FDP-Bildungsexperte Paul Fresdorf nannte das Abschneiden Berlins in dem Ranking hingegen «schwach». «Die Baustellen an den Berliner Schulen sind seit vielen Jahren bekannt und wurden immer noch nicht ausreichend angegangen.» Platz 11 von 16 - da könne an den hiesigen Schulen nicht viel passiert sein, meinte er. «Es zeigt, dass Senatorin Busse bis heute eher den Mangel verwaltet hat, anstatt endlich zu gestalten und dringend zu verbessern.»

Die Vereinigung der Wirtschaftsverbände Berlin und Brandenburg (UVB) bemängelte, bei viel zu vielen Schülern sei das Bildungsniveau dürftig. «Bildungsarmut und hohe Schulabbrecher-Zahlen kommen hinzu. Angesichts der beträchtlichen staatlichen Bildungsausgaben pro Schüler ist das kaum zu verstehen», sagte UVB-Hauptgeschäftsführer Alexander Schirp.

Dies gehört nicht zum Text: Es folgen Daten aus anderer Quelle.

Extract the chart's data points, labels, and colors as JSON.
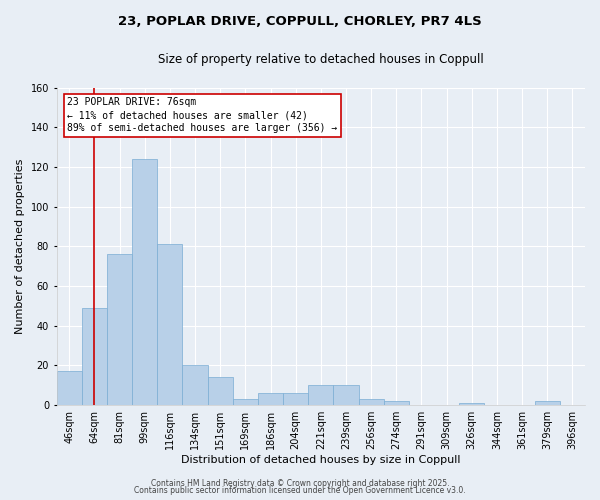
{
  "title_line1": "23, POPLAR DRIVE, COPPULL, CHORLEY, PR7 4LS",
  "title_line2": "Size of property relative to detached houses in Coppull",
  "xlabel": "Distribution of detached houses by size in Coppull",
  "ylabel": "Number of detached properties",
  "bin_labels": [
    "46sqm",
    "64sqm",
    "81sqm",
    "99sqm",
    "116sqm",
    "134sqm",
    "151sqm",
    "169sqm",
    "186sqm",
    "204sqm",
    "221sqm",
    "239sqm",
    "256sqm",
    "274sqm",
    "291sqm",
    "309sqm",
    "326sqm",
    "344sqm",
    "361sqm",
    "379sqm",
    "396sqm"
  ],
  "bar_heights": [
    17,
    49,
    76,
    124,
    81,
    20,
    14,
    3,
    6,
    6,
    10,
    10,
    3,
    2,
    0,
    0,
    1,
    0,
    0,
    2,
    0
  ],
  "bar_color": "#b8d0e8",
  "bar_edge_color": "#7aadd4",
  "background_color": "#e8eef5",
  "grid_color": "#ffffff",
  "property_line_x": 1,
  "annotation_text_line1": "23 POPLAR DRIVE: 76sqm",
  "annotation_text_line2": "← 11% of detached houses are smaller (42)",
  "annotation_text_line3": "89% of semi-detached houses are larger (356) →",
  "annotation_box_color": "#ffffff",
  "annotation_box_edge": "#cc0000",
  "vline_color": "#cc0000",
  "ylim": [
    0,
    160
  ],
  "yticks": [
    0,
    20,
    40,
    60,
    80,
    100,
    120,
    140,
    160
  ],
  "title_fontsize": 9.5,
  "subtitle_fontsize": 8.5,
  "axis_label_fontsize": 8,
  "tick_fontsize": 7,
  "annotation_fontsize": 7,
  "footer_fontsize": 5.5,
  "footer_line1": "Contains HM Land Registry data © Crown copyright and database right 2025.",
  "footer_line2": "Contains public sector information licensed under the Open Government Licence v3.0."
}
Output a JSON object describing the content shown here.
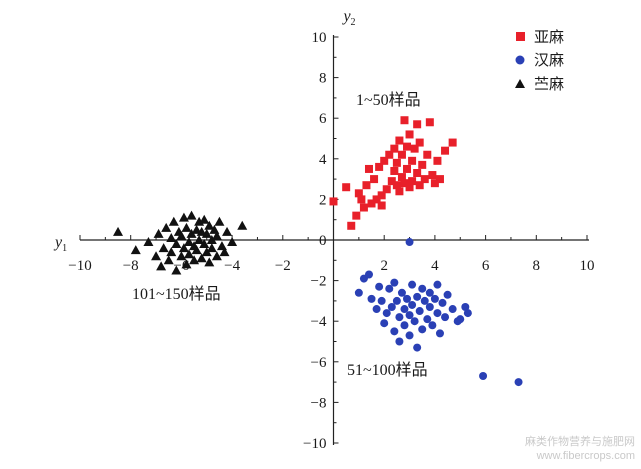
{
  "chart_data": {
    "type": "scatter",
    "xaxis": {
      "label": "y",
      "label_subscript": "1",
      "range": [
        -10,
        10
      ],
      "ticks": [
        "−10",
        "−8",
        "−6",
        "−4",
        "−2",
        "0",
        "2",
        "4",
        "6",
        "8",
        "10"
      ]
    },
    "yaxis": {
      "label": "y",
      "label_subscript": "2",
      "range": [
        -10,
        10
      ],
      "ticks": [
        "−10",
        "−8",
        "−6",
        "−4",
        "−2",
        "0",
        "2",
        "4",
        "6",
        "8",
        "10"
      ]
    },
    "grid": false,
    "legend_position": "top-right",
    "annotations": [
      "1~50样品",
      "51~100样品",
      "101~150样品"
    ],
    "series": [
      {
        "name": "亚麻",
        "marker": "square",
        "color": "#e8202a",
        "points": [
          [
            0.0,
            1.9
          ],
          [
            0.5,
            2.6
          ],
          [
            0.7,
            0.7
          ],
          [
            0.9,
            1.2
          ],
          [
            1.0,
            2.3
          ],
          [
            1.1,
            2.0
          ],
          [
            1.2,
            1.6
          ],
          [
            1.3,
            2.7
          ],
          [
            1.4,
            3.5
          ],
          [
            1.5,
            1.8
          ],
          [
            1.6,
            3.0
          ],
          [
            1.7,
            2.0
          ],
          [
            1.8,
            3.6
          ],
          [
            1.9,
            2.2
          ],
          [
            1.9,
            1.7
          ],
          [
            2.0,
            3.9
          ],
          [
            2.1,
            2.5
          ],
          [
            2.2,
            4.2
          ],
          [
            2.3,
            2.9
          ],
          [
            2.4,
            3.4
          ],
          [
            2.4,
            4.5
          ],
          [
            2.5,
            2.7
          ],
          [
            2.5,
            3.8
          ],
          [
            2.6,
            2.4
          ],
          [
            2.6,
            4.9
          ],
          [
            2.7,
            3.1
          ],
          [
            2.7,
            4.2
          ],
          [
            2.8,
            2.8
          ],
          [
            2.8,
            5.9
          ],
          [
            2.9,
            3.5
          ],
          [
            2.9,
            4.6
          ],
          [
            3.0,
            2.6
          ],
          [
            3.0,
            5.2
          ],
          [
            3.1,
            3.9
          ],
          [
            3.1,
            2.9
          ],
          [
            3.2,
            4.5
          ],
          [
            3.3,
            3.3
          ],
          [
            3.3,
            5.7
          ],
          [
            3.4,
            2.7
          ],
          [
            3.4,
            4.8
          ],
          [
            3.5,
            3.7
          ],
          [
            3.6,
            3.0
          ],
          [
            3.7,
            4.2
          ],
          [
            3.8,
            5.8
          ],
          [
            3.9,
            3.2
          ],
          [
            4.0,
            2.8
          ],
          [
            4.1,
            3.9
          ],
          [
            4.2,
            3.0
          ],
          [
            4.4,
            4.4
          ],
          [
            4.7,
            4.8
          ]
        ]
      },
      {
        "name": "汉麻",
        "marker": "circle",
        "color": "#2a40b5",
        "points": [
          [
            1.0,
            -2.6
          ],
          [
            1.2,
            -1.9
          ],
          [
            1.4,
            -1.7
          ],
          [
            1.5,
            -2.9
          ],
          [
            1.7,
            -3.4
          ],
          [
            1.8,
            -2.3
          ],
          [
            1.9,
            -3.0
          ],
          [
            2.0,
            -4.1
          ],
          [
            2.1,
            -3.6
          ],
          [
            2.2,
            -2.4
          ],
          [
            2.3,
            -3.3
          ],
          [
            2.4,
            -4.5
          ],
          [
            2.4,
            -2.1
          ],
          [
            2.5,
            -3.0
          ],
          [
            2.6,
            -3.8
          ],
          [
            2.6,
            -5.0
          ],
          [
            2.7,
            -2.6
          ],
          [
            2.8,
            -3.4
          ],
          [
            2.8,
            -4.2
          ],
          [
            2.9,
            -2.9
          ],
          [
            3.0,
            -3.7
          ],
          [
            3.0,
            -4.7
          ],
          [
            3.1,
            -2.2
          ],
          [
            3.1,
            -3.2
          ],
          [
            3.2,
            -4.0
          ],
          [
            3.3,
            -2.8
          ],
          [
            3.3,
            -5.3
          ],
          [
            3.4,
            -3.5
          ],
          [
            3.5,
            -2.4
          ],
          [
            3.5,
            -4.4
          ],
          [
            3.6,
            -3.0
          ],
          [
            3.7,
            -3.9
          ],
          [
            3.8,
            -2.6
          ],
          [
            3.8,
            -3.3
          ],
          [
            3.9,
            -4.2
          ],
          [
            4.0,
            -2.9
          ],
          [
            4.1,
            -3.6
          ],
          [
            4.1,
            -2.2
          ],
          [
            4.2,
            -4.6
          ],
          [
            4.3,
            -3.1
          ],
          [
            4.4,
            -3.8
          ],
          [
            4.5,
            -2.7
          ],
          [
            4.7,
            -3.4
          ],
          [
            4.9,
            -4.0
          ],
          [
            5.0,
            -3.9
          ],
          [
            5.2,
            -3.3
          ],
          [
            5.3,
            -3.6
          ],
          [
            5.9,
            -6.7
          ],
          [
            7.3,
            -7.0
          ],
          [
            3.0,
            -0.1
          ]
        ]
      },
      {
        "name": "苎麻",
        "marker": "triangle",
        "color": "#111111",
        "points": [
          [
            -8.5,
            0.4
          ],
          [
            -7.8,
            -0.5
          ],
          [
            -7.3,
            -0.1
          ],
          [
            -7.0,
            -0.8
          ],
          [
            -6.9,
            0.3
          ],
          [
            -6.8,
            -1.3
          ],
          [
            -6.7,
            -0.4
          ],
          [
            -6.6,
            0.6
          ],
          [
            -6.5,
            -1.0
          ],
          [
            -6.4,
            0.1
          ],
          [
            -6.4,
            -0.6
          ],
          [
            -6.3,
            0.9
          ],
          [
            -6.2,
            -0.2
          ],
          [
            -6.2,
            -1.5
          ],
          [
            -6.1,
            0.4
          ],
          [
            -6.0,
            -0.8
          ],
          [
            -6.0,
            0.2
          ],
          [
            -5.9,
            1.1
          ],
          [
            -5.9,
            -0.4
          ],
          [
            -5.8,
            -1.2
          ],
          [
            -5.8,
            0.6
          ],
          [
            -5.7,
            -0.1
          ],
          [
            -5.7,
            -0.7
          ],
          [
            -5.6,
            0.3
          ],
          [
            -5.6,
            1.2
          ],
          [
            -5.5,
            -0.3
          ],
          [
            -5.5,
            -1.0
          ],
          [
            -5.4,
            0.5
          ],
          [
            -5.4,
            -0.5
          ],
          [
            -5.3,
            0.9
          ],
          [
            -5.3,
            0.0
          ],
          [
            -5.2,
            -0.9
          ],
          [
            -5.2,
            0.4
          ],
          [
            -5.1,
            -0.2
          ],
          [
            -5.1,
            1.0
          ],
          [
            -5.0,
            -0.6
          ],
          [
            -5.0,
            0.3
          ],
          [
            -4.9,
            -1.1
          ],
          [
            -4.9,
            0.7
          ],
          [
            -4.8,
            0.0
          ],
          [
            -4.8,
            -0.4
          ],
          [
            -4.7,
            0.5
          ],
          [
            -4.6,
            -0.8
          ],
          [
            -4.6,
            0.2
          ],
          [
            -4.5,
            0.9
          ],
          [
            -4.4,
            -0.3
          ],
          [
            -4.3,
            -0.6
          ],
          [
            -4.2,
            0.4
          ],
          [
            -4.0,
            -0.1
          ],
          [
            -3.6,
            0.7
          ]
        ]
      }
    ]
  },
  "watermark": {
    "line1": "麻类作物营养与施肥网",
    "line2": "www.fibercrops.com"
  }
}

Die Vergleichsstudie bewertet anhand von 98 Indikatoren in 13 Handlungsfeldern, inwieweit ein Bundesland Bildungsarmut reduziert, zur Fachkräftesicherung beiträgt und Wachstum fördert. Die zusammengetragenen Daten stammen zumeist aus den Jahren 2020 und 2021. Die INSM wird nach eigenen Angaben von den Arbeitgeberverbänden der Metall- und Elektro-Industrie finanziert.